Premier postulat à la lecture de cette "œuvre" : l'auteur ne sait pas ce qu'est le libéralisme. Mais pas du tout. Je renvoie à l'excellente critique de gio, qui critique très bien le livre avec ce biais-là.
Second postulat : Michéa, en plus de raconter n'importe quoi, est vraiment dangereux. Non pas pour le système ou pour le CAPITAL, comme il semble (et ses fans avec lui) le croire avec acharnement. Mais dangereux pour la démocratie ou la liberté, ces notions surfaites de petit-bourgeois. On sent bien tout le long de l'atroce lecture que, boh, une petite dictature, c'est pas trop mal, au final. Mais attention pas la vilaine dictature fasciste, noooon, la dictature ÉCLAIRÉE. Et ça, ça change tout. Puisque, évidemment, Michéa et ses amis sont les seuls à savoir pour les gens ce qui est mieux pour eux. Il le répète suffisamment. Comme c'était à prévoir, il cite à tout va les philosophes les plus proches de cette mouvance de totalitarisme gentil de gauche, c'est à dire Hobbes, Rousseau et Hegel. De l'Etat, encore de l'Etat, toujours de l'Etat. Bref, rien de neuf sous le soleil.
Mais là où Michéa "innove" (si j'ose dire !), c'est qu'en plus d'être contre le libéralisme économique, comme tout gauchiste qui se respecte, il s'oppose également au libéralisme philosophique et culturel. Le duo gagnant, on croirait entendre Soral. D'où, d'ailleurs, sa constante propension à mêler libéraux et libertaires dans le même sac. (Car oui, pour Jean-Claude, Laurence Parisot, Daniel Cohn-Bendit et le Marquis de Sade sont des libéraux. Sade, le proto-fasciste par excellence est un libéral, c'est dire l'indigence du propos) C'est d'ailleurs ce qui me fait détester encore plus l'ouvrage, ce trait anti-libertaire, qui tend à ressortir les énièmes marottes des conservateurs de droite les plus décatis : anti-féminisme (le passage sur le totalitarisme maternel que serait la société libérale est stupéfiant de misogynie et est profondément abject), critique de l'anti-racisme, ... Et surtout, trophée de tout stalinien existant encore et ne s'étouffant pas sous l'indécence et la honte, il critique évidemment tout l'apport des études sur les oppressions, puisque, c'est bien connu, seul le Capital opprime, les autres oppressions sont des micro-oppressions. (Bien sur, le stalinien standard étant un homme-cis blanc hétérosexuel, ce genre de notion lui est complément étrangère) Difficile de sortir indemne de ce ramassis d'horreurs anti-progressistes que ne renierait pas un Soral. (Qui a d'ailleurs rendu un chaleureux hommage à Clouscard, maître à penser de Michéa)
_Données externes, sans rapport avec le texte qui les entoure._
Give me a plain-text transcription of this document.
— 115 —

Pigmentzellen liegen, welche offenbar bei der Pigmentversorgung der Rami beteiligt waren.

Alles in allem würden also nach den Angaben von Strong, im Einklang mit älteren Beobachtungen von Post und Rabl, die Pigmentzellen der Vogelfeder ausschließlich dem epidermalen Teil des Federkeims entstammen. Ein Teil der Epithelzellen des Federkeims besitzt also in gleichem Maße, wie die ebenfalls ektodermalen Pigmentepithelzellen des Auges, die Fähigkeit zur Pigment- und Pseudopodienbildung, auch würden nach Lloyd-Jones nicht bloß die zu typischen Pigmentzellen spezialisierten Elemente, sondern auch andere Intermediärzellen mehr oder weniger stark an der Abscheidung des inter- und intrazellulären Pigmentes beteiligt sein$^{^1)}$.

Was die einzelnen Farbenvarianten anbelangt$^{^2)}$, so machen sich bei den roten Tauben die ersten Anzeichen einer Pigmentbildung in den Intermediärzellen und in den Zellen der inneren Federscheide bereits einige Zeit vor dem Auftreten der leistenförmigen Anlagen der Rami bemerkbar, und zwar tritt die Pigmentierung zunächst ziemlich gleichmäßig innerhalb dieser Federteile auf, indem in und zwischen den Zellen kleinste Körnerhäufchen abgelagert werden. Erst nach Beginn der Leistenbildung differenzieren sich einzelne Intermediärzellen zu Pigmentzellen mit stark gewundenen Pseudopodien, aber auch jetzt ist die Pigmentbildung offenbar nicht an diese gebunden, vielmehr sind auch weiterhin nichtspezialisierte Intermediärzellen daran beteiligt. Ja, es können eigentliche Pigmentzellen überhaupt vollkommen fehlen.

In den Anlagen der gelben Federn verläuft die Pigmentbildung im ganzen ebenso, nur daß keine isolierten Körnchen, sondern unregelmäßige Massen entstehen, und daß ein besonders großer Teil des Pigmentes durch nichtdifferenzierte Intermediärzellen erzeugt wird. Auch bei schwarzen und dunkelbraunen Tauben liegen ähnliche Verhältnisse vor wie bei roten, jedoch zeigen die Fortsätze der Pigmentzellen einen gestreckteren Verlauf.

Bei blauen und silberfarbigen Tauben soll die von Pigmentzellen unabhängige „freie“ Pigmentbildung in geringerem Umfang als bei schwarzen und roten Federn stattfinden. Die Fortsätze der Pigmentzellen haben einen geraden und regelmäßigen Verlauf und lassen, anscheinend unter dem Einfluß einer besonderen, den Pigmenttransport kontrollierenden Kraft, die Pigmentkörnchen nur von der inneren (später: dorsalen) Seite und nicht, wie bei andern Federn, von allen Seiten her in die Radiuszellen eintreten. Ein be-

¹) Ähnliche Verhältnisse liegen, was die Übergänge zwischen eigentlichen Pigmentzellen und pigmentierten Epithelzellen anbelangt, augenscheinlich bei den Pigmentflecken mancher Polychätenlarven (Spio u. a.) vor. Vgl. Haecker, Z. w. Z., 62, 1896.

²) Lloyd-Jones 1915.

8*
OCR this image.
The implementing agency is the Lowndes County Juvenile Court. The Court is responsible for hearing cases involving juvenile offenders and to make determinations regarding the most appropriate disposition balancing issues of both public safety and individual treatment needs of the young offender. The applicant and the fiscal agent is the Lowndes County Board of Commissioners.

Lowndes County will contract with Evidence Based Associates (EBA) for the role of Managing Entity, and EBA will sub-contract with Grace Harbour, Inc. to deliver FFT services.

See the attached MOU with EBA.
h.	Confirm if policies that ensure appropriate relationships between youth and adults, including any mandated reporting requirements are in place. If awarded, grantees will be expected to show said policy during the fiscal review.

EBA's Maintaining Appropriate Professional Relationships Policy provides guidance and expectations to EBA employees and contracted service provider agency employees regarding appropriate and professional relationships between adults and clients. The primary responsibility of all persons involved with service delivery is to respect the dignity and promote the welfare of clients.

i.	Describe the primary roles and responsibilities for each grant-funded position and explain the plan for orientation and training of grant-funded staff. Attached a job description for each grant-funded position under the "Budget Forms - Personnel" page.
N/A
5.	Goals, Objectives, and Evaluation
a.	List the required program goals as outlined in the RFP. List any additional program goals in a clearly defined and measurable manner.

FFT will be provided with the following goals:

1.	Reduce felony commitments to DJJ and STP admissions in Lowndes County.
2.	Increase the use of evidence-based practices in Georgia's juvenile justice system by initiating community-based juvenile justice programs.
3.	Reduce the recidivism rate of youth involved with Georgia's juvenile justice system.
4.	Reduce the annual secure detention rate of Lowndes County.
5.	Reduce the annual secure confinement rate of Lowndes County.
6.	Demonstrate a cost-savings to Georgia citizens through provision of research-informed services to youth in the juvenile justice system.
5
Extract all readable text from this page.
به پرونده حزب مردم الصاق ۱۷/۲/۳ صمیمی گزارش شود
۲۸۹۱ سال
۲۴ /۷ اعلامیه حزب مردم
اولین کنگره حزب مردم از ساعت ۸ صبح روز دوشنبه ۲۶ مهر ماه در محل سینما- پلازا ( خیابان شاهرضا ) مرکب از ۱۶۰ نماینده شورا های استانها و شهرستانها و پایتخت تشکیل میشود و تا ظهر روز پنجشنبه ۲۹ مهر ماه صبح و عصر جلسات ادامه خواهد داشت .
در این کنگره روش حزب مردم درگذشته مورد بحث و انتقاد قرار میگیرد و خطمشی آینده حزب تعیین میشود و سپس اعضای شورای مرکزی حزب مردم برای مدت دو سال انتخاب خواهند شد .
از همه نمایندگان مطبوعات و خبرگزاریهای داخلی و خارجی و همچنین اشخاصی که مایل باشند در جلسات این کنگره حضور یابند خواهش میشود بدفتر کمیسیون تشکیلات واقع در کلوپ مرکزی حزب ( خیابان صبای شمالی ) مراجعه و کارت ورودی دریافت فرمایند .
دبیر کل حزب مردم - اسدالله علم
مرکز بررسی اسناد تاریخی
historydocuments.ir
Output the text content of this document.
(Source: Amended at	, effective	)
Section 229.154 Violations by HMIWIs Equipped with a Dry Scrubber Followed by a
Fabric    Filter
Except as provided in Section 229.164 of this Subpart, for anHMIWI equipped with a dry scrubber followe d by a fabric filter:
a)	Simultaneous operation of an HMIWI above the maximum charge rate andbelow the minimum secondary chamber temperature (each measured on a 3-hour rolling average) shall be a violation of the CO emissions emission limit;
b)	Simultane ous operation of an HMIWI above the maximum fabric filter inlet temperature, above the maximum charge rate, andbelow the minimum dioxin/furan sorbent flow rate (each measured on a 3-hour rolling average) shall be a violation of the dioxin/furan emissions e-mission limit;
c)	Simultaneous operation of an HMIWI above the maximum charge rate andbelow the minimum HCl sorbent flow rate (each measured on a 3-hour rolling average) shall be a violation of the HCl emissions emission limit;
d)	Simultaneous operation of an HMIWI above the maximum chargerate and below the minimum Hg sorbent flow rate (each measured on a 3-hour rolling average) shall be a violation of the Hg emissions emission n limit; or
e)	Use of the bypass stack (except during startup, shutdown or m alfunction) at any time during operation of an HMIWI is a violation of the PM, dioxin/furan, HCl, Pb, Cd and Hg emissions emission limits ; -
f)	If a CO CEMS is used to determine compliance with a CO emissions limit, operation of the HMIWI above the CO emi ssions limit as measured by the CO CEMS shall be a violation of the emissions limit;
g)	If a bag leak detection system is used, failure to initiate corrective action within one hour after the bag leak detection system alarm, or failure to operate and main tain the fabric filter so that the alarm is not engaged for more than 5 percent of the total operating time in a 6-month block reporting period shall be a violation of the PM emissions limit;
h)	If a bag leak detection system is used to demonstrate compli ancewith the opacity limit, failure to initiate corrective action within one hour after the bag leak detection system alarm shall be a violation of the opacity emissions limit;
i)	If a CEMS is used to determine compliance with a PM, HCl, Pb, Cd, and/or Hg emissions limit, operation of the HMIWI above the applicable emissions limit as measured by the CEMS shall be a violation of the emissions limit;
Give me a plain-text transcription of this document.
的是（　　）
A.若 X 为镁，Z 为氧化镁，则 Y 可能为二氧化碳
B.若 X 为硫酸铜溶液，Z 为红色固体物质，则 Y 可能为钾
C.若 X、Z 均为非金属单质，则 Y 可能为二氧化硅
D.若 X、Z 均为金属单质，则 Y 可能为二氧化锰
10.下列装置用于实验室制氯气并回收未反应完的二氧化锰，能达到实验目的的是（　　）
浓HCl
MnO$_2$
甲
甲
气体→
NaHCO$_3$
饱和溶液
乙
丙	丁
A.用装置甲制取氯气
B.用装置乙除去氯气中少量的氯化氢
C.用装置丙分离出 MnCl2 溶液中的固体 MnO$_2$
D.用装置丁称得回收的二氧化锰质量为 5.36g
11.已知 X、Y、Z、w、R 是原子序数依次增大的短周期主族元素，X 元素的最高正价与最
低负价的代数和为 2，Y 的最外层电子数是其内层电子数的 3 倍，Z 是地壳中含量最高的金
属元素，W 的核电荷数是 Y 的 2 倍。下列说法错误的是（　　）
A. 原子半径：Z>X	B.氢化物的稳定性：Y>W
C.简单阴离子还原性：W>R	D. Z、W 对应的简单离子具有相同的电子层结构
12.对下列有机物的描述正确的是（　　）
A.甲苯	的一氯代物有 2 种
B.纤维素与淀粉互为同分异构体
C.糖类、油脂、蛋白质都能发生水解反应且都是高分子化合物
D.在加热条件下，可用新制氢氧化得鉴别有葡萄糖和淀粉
Pour finir, je tiens à dire un mot du style d'écriture, qui est imbuvable comme pas possible, c'est d'une prétention rarement égalée, pompeux et sur-abusant du name dropping à tout va. Michéa est cultivé et veux que vous le sachiez. Sans comptez son admiration proche de l'adulation d'Orwell, qu'il ressort à toutes les sauces et à qui il fait dire tout et n'importe quoi. Sinon, Jean-Claude, c'est le seul type que je connaisse qui fait des notes à ses notes. Car oui, il consacre des mini-chapitres à ses notes, qui sont elles-mêmes le sujet d'autres notes. C'est stupéfiant. On voudrait rendre la lecture ardue qu'on ne s'y prendrait pas autrement.
C'est donc une brillante réussite : une indigence crasse sur le fond ET sur la forme. Il fallait quand même le faire ! (Et, cerise sur le gâteau, IL CITE POSITIVEMENT STALINE. Si vous n'avez pas compris quel est l'avenir dont ce genre de type rêve, c'est que vous le faites exprès.)